Rilchiam - No, I have not lost a friend. Quite the opposite. He is grateful to have been told. So would I have been.

No doubt, “It’s for his own good.” Kind of reminds me of the day that a YN3 had the nerve to say to me, a PN1, to excuse her dereliction…er, delay in a personnel action concerning me, “But it’s for your own good, PN1.” Yes, I gave her, shall we say, a rather lengthy and emphatic course in military discipline for that comment.

BTW, Hemlock: Have you personally seen Mary’s dick yet? If not, you’re still operating on rumour.

I’ve really just skimmed through this thread, so I may not have followed all the argument properly, but I have a friend who is very interested in knowing where this 24-hour denture place is, exactly.
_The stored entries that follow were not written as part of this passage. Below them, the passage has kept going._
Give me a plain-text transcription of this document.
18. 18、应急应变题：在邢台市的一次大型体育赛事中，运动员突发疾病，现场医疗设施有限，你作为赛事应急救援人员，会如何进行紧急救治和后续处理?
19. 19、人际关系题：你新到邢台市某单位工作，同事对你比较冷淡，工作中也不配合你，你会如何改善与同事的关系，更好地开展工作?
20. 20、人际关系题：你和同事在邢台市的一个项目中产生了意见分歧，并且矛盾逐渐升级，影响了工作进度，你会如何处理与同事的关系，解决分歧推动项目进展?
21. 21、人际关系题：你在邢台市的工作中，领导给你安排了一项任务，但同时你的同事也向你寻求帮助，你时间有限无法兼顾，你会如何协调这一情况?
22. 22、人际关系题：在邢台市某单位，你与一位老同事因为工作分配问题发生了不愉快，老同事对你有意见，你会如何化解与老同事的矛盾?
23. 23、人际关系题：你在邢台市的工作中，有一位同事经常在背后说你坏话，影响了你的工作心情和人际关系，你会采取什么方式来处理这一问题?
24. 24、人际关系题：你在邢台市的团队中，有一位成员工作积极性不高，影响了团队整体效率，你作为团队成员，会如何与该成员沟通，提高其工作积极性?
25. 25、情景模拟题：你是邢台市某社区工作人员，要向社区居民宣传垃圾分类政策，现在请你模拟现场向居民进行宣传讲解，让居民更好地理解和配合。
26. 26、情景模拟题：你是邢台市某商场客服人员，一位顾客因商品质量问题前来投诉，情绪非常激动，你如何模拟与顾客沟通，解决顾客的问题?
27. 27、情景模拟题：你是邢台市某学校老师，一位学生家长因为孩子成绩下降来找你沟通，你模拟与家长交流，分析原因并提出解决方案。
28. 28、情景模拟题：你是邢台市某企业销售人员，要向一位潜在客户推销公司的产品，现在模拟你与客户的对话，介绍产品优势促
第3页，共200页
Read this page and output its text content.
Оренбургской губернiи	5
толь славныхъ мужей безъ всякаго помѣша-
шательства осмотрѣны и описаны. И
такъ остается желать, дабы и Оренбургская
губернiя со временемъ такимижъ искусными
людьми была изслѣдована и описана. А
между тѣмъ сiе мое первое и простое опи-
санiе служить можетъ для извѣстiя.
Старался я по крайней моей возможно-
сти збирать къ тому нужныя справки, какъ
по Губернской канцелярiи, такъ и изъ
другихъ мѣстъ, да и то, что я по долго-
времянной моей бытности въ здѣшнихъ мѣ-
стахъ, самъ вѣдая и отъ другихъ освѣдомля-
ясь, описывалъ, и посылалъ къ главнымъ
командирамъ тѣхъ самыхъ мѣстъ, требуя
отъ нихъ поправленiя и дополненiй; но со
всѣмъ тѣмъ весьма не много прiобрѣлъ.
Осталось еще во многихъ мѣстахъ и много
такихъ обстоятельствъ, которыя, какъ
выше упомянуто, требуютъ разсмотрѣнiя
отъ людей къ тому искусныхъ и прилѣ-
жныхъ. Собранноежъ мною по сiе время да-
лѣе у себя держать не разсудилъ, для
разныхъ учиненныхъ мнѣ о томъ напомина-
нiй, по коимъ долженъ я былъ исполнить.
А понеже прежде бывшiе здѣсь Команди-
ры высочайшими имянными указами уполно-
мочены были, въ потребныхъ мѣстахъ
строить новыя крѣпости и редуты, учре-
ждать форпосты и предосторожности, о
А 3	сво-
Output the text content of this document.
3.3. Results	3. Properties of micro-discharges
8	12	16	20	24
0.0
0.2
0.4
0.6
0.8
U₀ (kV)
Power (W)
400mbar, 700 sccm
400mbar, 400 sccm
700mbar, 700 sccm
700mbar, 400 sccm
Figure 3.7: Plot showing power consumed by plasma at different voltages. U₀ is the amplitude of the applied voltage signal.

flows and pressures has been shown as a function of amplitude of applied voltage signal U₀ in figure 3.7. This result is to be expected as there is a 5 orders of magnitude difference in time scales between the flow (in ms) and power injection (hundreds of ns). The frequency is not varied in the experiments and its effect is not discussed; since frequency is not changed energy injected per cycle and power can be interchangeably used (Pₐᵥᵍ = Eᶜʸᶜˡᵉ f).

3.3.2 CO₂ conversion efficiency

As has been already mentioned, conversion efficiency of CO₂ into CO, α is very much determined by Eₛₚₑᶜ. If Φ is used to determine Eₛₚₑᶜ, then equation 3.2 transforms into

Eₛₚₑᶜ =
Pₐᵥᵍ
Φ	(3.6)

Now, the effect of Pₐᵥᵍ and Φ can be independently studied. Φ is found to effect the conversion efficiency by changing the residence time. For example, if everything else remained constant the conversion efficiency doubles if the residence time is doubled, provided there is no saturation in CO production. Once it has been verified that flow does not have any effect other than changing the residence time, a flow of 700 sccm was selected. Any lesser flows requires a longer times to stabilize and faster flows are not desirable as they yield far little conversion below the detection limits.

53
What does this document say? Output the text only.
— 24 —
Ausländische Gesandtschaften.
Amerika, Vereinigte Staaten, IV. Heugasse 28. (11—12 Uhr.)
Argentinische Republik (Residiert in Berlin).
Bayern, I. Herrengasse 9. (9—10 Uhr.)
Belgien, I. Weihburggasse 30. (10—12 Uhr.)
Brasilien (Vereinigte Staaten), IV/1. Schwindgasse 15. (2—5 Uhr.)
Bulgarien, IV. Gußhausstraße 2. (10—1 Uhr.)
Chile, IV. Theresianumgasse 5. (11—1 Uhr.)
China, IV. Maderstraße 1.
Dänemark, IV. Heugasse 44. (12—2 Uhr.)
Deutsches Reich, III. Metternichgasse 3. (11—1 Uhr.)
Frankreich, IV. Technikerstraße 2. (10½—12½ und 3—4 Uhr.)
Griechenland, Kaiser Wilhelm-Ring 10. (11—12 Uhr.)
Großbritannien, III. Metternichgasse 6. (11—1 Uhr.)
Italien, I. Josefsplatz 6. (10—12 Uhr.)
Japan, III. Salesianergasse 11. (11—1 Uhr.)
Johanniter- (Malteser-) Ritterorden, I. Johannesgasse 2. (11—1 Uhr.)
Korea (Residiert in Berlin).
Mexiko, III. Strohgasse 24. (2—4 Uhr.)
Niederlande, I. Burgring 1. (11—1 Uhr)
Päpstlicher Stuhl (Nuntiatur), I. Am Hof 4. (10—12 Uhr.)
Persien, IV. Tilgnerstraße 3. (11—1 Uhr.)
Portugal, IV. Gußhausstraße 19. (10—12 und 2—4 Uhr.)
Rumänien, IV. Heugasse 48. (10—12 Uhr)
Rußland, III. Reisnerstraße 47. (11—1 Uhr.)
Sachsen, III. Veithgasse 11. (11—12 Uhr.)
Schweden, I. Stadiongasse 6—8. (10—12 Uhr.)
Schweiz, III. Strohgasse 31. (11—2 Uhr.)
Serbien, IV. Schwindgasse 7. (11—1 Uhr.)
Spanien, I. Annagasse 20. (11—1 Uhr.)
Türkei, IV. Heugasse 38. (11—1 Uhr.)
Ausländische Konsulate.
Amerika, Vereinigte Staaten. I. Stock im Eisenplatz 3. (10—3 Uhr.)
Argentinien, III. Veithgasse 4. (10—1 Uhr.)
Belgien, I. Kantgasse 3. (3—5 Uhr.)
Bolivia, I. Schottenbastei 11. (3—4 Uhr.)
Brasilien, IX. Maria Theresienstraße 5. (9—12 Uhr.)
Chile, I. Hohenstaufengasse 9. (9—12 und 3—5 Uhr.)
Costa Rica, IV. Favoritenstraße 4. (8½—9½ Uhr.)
Also he would like to know

Does it have mostly women clients?

Are some of them born men?

Is it busy about 2.00 am on Thursdays?

Is it in Melbourne?

Could someone give me a phone number?

Is there a chat room?

Why do so many cruel people want to laugh at transexuals with no teeth when there are many warm-blooded real men who appreciate them VERY MUCH!! and are always behaved like gents.

I will reply to any emails from people who have been to this 24-hour denture palace, or who know men who have met nice ladies there.

I have several short stories on this subject (none published yet, alas, as the magazine world is too cruel and eager to mock) which I am interested in circulating to get opinions on my prose style and the content.

Those lovely “Mona Lisa” ladies with their inviting (albeit, closed-mouth) smiles, ah! how they can enchant even the hardest heart.

I could go on about this subject at length (you can see that I’m sure!) but I will sign off now, hoping to hear good news about the 24-hour denture palace or even 9.00am to midnight would be acceptable, where ladies hang out to meet nice gents (old-fashioned in many ways but VERY BROADMINDED) who are not dentally prejudiced.

Hoping you lovely ladies will write to me, KEEP SMILING!